The European Central Bank, Bank of England, Sveriges Riksbank, and Swiss National Bank will announce monetary policy decisions on Thursday. Market expectations are that all these central banks will keep interest rates unchanged, as policymakers observe the course of the Iran conflict and assess its impact on regional growth and inflation prospects.

Just recently, Switzerland kept its policy rate steady at 0%, in line with market expectations. Sweden’s central bank maintained its benchmark rate at 1.750%. The Riksbank stated that rates will remain at current levels for some time.

Despite Europe importing relatively little oil and natural gas from the Middle East, energy prices have surged significantly.
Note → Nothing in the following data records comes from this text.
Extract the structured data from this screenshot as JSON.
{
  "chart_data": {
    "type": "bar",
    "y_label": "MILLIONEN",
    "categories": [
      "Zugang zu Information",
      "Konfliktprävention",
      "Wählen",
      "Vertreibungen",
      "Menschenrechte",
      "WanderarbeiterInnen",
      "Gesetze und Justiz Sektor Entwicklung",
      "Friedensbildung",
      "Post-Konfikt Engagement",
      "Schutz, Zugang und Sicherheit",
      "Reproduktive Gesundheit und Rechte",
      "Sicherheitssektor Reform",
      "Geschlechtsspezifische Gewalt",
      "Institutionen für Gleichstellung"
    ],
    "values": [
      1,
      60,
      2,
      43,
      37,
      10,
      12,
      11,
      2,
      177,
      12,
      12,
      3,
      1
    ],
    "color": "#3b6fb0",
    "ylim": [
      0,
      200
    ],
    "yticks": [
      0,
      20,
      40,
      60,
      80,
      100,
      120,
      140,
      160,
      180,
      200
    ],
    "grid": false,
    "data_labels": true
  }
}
Analysts warn that European buyers will have to compete fiercely with Asian importers for energy supplies from other parts of the world, further driving up prices.

Sander Tordoir, Chief Economist at the European Reform Center, said that Europe’s overall public finances remain sound, but if large-scale subsidies similar to those in 2022 are repeated, the outlook could be concerning.

In 2022, EU energy subsidies nearly doubled from the previous year, reaching €397 billion. Over two years, the UK provided about £75 billion in support, including subsidies for household energy bills. Tordoir said, “If European countries need to spend at this level in the future, it is doable but will be very painful.”

Foreign media point out that the UK may be the most prominent example. This week, the UK government announced a £53 million fund to help households reliant on heating oil, especially severe in Northern Ireland. However, the UK has yet to take broader measures, such as delaying the upcoming fuel tax hike.

The UK government is currently adhering strictly to fiscal rules to reassure bond investors worried about high debt and low growth prospects. UK bond yields tend to rise faster than neighboring countries during market sell-offs, increasing borrowing costs. Last year, £1 of every £10 of UK government expenditure went toward debt interest. Now, with fiscal conditions just beginning to improve, the Iran conflict could disrupt this trend. Tordoir said, “The UK is especially vulnerable.”

Marcel Fratzscher, Director of the German Institute for Economic Research, stated that as Europe’s largest economy, Germany has little fiscal room to maneuver. In 2022, Germany temporarily cut gasoline and diesel taxes, costing €3 billion. The institute estimates that if oil and gas prices stay at current levels throughout the year, Germany’s economic growth could halve to 0.5%. Fratzscher said, “This isn’t something the government can fix with existing budgets or simple reallocations, and this is just the beginning.”

France faces similar issues. Although it has abundant nuclear power, making its energy structure relatively stable, the French government has long struggled to reduce debt levels.

Greece, Spain, and Portugal are relatively bright spots. These countries, once worried about high debt and weak fiscal discipline, have improved their fiscal situations—some reducing debt, others like Spain benefiting from strong economic growth. This has enabled them to take early measures to shield households and businesses from rising costs.

Latest Iran Warnings

According to CCTV News, on March 19, local time, the spokesperson for Iran’s Hatam Anbia Central Command said that Iran’s armed forces’ offensive and defensive actions are ongoing and unprecedented in strength.

He stated that attacking Iran’s energy infrastructure is a serious mistake, and Iran’s counterattack is underway and not over. If such incidents occur again, Iran will launch further attacks on the energy infrastructure of the U.S., Israel, and their allies, until they are completely destroyed. Iran’s response will be far stronger than before.

On March 19, local time, Israel’s Defense Forces detected a new round of ballistic missile attacks from Iran. This was the eighth attack since early that day, with no casualties reported so far.

Preliminary military assessments suggest that the missile was likely intercepted, but the attack triggered sirens in Jerusalem and parts of central Israel.